As paredes brancas do quarto já não o irritavam havia meses, ao contrário, acalentavam seus pensamentos outrora imparáveis. Certa vez ele colocara gravuras, pessoas desenhadas precariamente, rostos que, se houvesse algum talento por parte do desenhista, lhe eram familiares. Mas não lhe fez bem, todas as noites eram repletas de pesadelos, não, não eram sonhos, eram lembranças... "vivemos apenas para construir memorias", sussurrava-lhe uma voz suave, não acalmava, "não volte mais aqui", "como você pode fazer isso comigo?", "fica, por favor", "são vinte horas", "não", "volta aqui", "mentiroso", "eu era seu amigo", "desculpa", "algum dia você vai me perdoar?". Os desenhos foram substituídos por estas sentenças, penas, castigos, frases vazias cheias de sentimentos, todas em volta de uma única palavra na parede oposta à cama: DESCULPAS.
Agora não havia mais nada, apenas o branco, sem vida, sem sina, sem nada, sem significado algum além do branco. Branco é apenas branco, assim como o preto, opostos que na verdade são a mesma coisa, são nada, são vazios apenas esperando para serem preenchidos por seja lá o que for. Nada. Ou tudo.
Não tinha pertences além das roupas que lhe restaram, um jeans rasgado, um tênis sujo, uma camiseta azul, as outras ele deu para os outros. Os outros. Sentira saudades? Provável, afinal foram cinco anos. Cinco? Ou seriam seis? Cinco anos foi tempo suficiente para o pequeno jardim ficar tão grande? Tempo suficiente para ler todos aqueles livros ou escrever o seu? Quem leria? ELE leria? ELE sempre leu.

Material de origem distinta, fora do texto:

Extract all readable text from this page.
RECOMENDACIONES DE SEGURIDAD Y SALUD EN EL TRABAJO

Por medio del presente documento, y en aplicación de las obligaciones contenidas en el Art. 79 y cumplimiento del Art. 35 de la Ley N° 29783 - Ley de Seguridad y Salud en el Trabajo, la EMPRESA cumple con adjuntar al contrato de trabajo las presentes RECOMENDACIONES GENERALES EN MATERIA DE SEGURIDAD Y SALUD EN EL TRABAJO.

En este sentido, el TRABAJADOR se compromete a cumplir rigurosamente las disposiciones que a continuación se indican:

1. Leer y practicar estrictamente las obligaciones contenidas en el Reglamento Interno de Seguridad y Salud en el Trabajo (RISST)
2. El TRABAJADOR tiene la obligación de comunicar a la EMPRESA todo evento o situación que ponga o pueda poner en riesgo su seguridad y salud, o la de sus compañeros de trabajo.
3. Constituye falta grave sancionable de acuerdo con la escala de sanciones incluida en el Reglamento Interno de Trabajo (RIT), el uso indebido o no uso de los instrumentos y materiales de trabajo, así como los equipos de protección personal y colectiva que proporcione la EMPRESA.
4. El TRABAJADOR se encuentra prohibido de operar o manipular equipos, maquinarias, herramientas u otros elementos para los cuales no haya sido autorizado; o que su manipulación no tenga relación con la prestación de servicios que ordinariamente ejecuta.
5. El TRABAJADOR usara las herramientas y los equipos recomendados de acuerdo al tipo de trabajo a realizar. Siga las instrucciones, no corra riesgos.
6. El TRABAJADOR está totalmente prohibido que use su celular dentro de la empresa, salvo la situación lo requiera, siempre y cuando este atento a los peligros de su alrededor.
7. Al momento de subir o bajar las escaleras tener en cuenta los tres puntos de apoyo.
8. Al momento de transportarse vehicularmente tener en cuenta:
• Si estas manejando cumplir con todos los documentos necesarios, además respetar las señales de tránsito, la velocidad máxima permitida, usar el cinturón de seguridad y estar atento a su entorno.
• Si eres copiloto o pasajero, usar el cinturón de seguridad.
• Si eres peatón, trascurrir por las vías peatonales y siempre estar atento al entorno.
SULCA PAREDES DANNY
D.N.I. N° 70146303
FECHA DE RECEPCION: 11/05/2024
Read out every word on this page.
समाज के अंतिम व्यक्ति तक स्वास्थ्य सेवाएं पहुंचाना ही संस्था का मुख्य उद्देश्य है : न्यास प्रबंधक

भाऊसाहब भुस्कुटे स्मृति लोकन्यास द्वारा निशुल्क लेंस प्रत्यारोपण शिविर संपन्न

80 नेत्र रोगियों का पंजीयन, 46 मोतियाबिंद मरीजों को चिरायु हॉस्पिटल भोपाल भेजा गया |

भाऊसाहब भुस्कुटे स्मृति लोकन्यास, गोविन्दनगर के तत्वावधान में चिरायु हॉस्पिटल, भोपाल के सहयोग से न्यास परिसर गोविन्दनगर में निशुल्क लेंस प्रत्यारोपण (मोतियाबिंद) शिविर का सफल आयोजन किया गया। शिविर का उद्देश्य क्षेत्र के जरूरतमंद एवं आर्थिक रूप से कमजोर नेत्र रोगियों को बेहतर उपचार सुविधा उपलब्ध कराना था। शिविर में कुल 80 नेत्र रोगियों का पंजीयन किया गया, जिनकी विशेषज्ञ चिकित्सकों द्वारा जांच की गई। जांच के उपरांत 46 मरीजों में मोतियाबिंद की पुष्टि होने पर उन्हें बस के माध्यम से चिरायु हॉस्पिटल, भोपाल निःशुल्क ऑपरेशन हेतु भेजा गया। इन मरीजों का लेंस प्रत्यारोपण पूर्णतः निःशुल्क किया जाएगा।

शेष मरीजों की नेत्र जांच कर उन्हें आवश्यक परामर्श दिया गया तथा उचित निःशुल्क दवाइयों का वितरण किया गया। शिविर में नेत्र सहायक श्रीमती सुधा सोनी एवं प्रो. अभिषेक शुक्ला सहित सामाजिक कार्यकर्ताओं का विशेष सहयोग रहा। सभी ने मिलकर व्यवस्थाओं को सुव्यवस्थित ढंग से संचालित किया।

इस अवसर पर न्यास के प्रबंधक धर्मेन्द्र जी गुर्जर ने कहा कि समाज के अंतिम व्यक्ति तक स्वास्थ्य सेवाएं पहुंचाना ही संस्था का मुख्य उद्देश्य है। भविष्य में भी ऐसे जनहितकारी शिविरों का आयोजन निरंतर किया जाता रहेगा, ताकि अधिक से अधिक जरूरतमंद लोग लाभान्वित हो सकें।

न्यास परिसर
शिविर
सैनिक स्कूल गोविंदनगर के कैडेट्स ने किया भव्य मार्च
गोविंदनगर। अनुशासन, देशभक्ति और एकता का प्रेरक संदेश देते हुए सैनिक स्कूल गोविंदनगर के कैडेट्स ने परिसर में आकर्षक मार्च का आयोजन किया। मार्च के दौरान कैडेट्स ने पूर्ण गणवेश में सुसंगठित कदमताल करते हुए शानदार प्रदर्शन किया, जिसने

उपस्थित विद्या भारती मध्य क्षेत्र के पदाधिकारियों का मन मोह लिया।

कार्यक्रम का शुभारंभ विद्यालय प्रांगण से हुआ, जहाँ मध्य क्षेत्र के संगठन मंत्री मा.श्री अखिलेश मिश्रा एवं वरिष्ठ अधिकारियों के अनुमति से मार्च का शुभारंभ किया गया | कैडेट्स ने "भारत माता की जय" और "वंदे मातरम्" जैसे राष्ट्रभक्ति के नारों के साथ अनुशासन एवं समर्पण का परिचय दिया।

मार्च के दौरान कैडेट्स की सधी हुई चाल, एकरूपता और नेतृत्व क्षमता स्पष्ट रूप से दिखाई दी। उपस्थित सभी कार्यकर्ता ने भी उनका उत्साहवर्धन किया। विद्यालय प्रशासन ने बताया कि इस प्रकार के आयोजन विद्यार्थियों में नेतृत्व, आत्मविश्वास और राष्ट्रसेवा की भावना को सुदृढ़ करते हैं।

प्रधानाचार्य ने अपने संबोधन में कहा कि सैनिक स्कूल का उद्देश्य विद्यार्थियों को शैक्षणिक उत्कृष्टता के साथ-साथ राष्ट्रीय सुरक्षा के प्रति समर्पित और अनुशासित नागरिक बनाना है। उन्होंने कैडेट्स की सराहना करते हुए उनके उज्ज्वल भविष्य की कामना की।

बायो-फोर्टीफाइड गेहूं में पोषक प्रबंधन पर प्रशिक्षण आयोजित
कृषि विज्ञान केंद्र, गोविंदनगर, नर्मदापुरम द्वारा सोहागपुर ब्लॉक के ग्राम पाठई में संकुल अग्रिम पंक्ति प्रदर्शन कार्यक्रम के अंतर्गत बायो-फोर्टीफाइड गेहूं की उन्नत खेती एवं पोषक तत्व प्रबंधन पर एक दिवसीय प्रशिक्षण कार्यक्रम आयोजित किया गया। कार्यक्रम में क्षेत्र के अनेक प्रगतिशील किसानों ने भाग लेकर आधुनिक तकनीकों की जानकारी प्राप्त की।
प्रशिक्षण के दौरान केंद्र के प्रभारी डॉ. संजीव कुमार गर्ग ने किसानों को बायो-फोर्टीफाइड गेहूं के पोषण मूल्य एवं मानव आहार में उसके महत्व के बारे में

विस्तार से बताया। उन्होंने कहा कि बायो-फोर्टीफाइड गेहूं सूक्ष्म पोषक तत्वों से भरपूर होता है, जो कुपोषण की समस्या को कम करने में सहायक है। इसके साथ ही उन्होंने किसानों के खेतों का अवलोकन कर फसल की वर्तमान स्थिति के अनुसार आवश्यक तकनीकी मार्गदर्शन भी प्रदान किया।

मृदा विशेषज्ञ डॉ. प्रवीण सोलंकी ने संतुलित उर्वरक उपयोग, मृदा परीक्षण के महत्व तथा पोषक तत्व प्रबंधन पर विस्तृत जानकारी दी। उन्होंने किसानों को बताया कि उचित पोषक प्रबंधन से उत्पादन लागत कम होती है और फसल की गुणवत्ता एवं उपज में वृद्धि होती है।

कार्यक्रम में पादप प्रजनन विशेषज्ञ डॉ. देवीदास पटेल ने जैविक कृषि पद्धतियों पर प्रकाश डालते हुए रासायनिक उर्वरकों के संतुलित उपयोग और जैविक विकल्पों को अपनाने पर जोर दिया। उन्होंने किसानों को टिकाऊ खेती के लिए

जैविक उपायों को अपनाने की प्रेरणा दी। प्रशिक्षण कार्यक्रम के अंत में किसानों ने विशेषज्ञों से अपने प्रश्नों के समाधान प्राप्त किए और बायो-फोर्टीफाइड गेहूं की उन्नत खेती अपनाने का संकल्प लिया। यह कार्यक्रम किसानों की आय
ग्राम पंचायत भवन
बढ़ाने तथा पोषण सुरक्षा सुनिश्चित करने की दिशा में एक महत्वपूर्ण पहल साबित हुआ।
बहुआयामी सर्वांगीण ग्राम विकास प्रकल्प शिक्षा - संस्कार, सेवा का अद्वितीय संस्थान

Antes de ir tinha alguém com quem precisava falar, se despedir, aquele que foi seu amigo durante todo o tempo ali, com quem dividiu suas tardes embaixo do velho salgueiro, deitado por horas, escrevendo, e as noites de tempestade, juntos na cama. O velho senhor Pelos.
O gato era um maine coon de quase dez anos, com sua longa pelagem amarelada quase esbranquiçada com a idade, era arisco com todos, mas um dia resolveu deitar ao lado dele debaixo do velho salgueiro e voltou nos dias seguintes.
Sr. Pelos estava, como sempre, deitado na varanda, olhando para o nada, como que admirando o vento dançando, depois do almoço era lá que ele estaria e por volta das quinze horas iria deitar debaixo da velha arvore junto de seu amigo. Não dessa vez. O gato sabia, todos tinham certeza, ele sabia. Quando chegou perto e se sentou no parapeito ao seu lado, o animal imediatamente se jogou no seu colo e se acomodou, ronronando alegremente, saudosamente, seu adeus acalorado.
- Não posso te levar, Sr. Pelos.
Foi tudo. O gato saiu e nem sequer olhou para trás.
Ele ficou sentado ali. Olhando para o gramado. Não sabia o que sentia, apenas sentia. Estava indo embora depois de tanto tempo. Foi forçado a ir para lá, mas no fim das contas gostou. Clichê, mas verdade.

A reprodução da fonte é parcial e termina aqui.